束縛されたい



 糺は聞き分けのいい子だと思う。わがままも言わず、割となんでも受け入れる。でもそれがいい事だとは最近思えなくなっていた。

「だから俺に相談しようってわけ?」
「だって悔しいけどお前の方が糺の事知ってるからさ。」
「あー、まあね……。」

 そう言って困ったように頬を掻いたキヨを見て正直羨ましいと思う。キヨは糺にとって我儘を言える数少ない友人であり、俺よりも彼女との付き合いが長いのだから。

「糺と付き合ってるのは俺なのにお前の方がそれっぽくてほんと困ってんだけど。」
「そういうのは糺に直接言えよ。」
「言えたら苦労してねーよ、馬鹿野郎。」
「それもそうだなぁ……。」

 興味なさげにキヨはひたすら肉を焼いては食べている。相談にのってくれるお礼に奢ってやるとは言ったが全くのってくれない気配はなく頭を痛めてしまった。
 糺は俺の前では大人しいというか遠慮しているというか。思うことがあっても口には出さず笑っていて、それが寂しいというか。まあ、とりあえず、もっと俺を頼って欲しいというか。そうグダグダと酒を飲みつつ話せばキヨの手が止まった。

「うっしーはさ、束縛されるの嫌いでしょ?」
「え?あー、まあね。」
「糺はさ、それを気にしてるんだよ、多分。ああ見えてめちゃめちゃ重たい女だから。」
「……どこが?」

 思わず聞き返してしまうのは俺が糺にそんな気配を感じていなかったからだろう。ああいう聞き分けのいい子は彼氏がどこに行こうと何も言わずに行ってらっしゃいと見送って浮気されているタイプだ。いや、俺は絶対にしないけどぉ!絶対にしません!そんな事したらシャレにならん。
 そう言えばキヨは露骨に顔を顰めて箸を置いて俺を見る。

「今からうっしーには糺の特徴を教えるから大人しく聞いて。」
「うっす。」
「糺の特徴その1、人に嫌われたくないのでできるだけNOとは言わない八方美人。」
「はい。」
「糺の特徴その2、自己肯定感が低いので常に思考は否定的。特に恋愛面でよく見られる。」
「はい。」
「糺の特徴その3、嫉妬、束縛欲、我儘などの重たい感情が人一倍あるが見せると嫌われると思っているので絶対に表には出さない。」
「……つまり俺って信用されてない?」
「そうじゃなくて、好きな人の前ではいい子でいたいんだってさ、糺ちゃん。」
「オアッ!?」

 急に背後から聞こえた鼻声に変な声が出る。ビビらせんじゃねえとレトルトに言うがアイツは悪びれもなくキヨの隣に平然と座った。

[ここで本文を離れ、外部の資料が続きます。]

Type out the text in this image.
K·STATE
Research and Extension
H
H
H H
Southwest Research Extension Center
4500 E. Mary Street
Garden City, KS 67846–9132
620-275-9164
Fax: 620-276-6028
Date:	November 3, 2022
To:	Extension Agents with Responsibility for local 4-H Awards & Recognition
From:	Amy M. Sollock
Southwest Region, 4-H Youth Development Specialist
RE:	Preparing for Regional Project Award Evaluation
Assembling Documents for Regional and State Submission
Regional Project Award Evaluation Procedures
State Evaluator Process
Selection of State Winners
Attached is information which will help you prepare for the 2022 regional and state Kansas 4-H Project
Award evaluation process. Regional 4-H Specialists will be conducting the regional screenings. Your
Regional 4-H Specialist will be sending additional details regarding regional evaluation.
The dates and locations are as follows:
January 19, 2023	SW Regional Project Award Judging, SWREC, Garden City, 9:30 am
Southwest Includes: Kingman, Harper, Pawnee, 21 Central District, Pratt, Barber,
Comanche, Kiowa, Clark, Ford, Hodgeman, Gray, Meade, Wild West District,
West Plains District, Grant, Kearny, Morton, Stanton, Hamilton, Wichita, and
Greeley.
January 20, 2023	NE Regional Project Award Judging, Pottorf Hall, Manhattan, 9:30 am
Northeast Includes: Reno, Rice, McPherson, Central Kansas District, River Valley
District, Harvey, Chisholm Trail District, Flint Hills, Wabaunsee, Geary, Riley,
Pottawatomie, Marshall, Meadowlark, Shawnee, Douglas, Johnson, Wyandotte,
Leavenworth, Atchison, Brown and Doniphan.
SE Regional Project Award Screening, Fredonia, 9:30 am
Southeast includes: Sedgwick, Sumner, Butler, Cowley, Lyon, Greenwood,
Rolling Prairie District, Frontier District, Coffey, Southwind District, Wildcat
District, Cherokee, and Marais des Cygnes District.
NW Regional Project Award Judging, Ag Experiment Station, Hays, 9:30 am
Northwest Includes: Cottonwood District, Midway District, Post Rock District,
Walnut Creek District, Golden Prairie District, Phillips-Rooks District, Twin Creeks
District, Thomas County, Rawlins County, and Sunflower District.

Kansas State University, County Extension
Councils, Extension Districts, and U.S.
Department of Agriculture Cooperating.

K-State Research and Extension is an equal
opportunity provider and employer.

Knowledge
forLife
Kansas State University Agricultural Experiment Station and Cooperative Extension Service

「いやあ、遅れたわ。ごめん。……で、今どんな感じ?」
「うっしーが浮気するところかな。」
「うわっ……そんな奴だったとは……。」
「ちげーよ!ふざけんな!俺は一筋だわ!」
「でも物足りないんでしょ?束縛もないし。」
「…………まあ、ね?ちょっとくらいしてくれてもよくない?っては思ってるけど……。」

 これではまるで俺の方が彼女のようでちょっと笑ってしまう。束縛したい、されたいの問題ではないのだが我儘すら全くないという経験も初めてで手も足も出ないのは間違いない。

「糺ちゃんもそうだけど、うっしーもなんで本人に言わないの?」
「なんで、って……。そりゃあ、言って印象下がったら嫌じゃん?」
「それじゃあ、糺ちゃんがうっしーからそれを言われたら印象が下がるくらいしかうっしーを好きじゃないって事でいい?」

 レトルトの言葉にドキリと心臓が脈打って呼吸が浅くなる。そんなはずはないと思うのは俺だけだろうか。糺はわかりやすい。だから俺のことが好きだと黙っていても見ていればわかる。

「俺らじゃなくて、糺ちゃんと話せば?こんなところに居ないでさ。」
「ちなみにうっしーに朗報。糺は今自宅にいるぜ?」
「……呼んどいて悪いけど俺帰るわ!これで勘弁してくれ!」
「あざーっす!釣りは返さんぞ!」
「おう!持ってけ!」

 カバンから財布を取り出して金を机に置きコートを持って足早に店をでる。歩きながらスマホを取り出して糺へ電話をかけながら俺は駅へと向かった。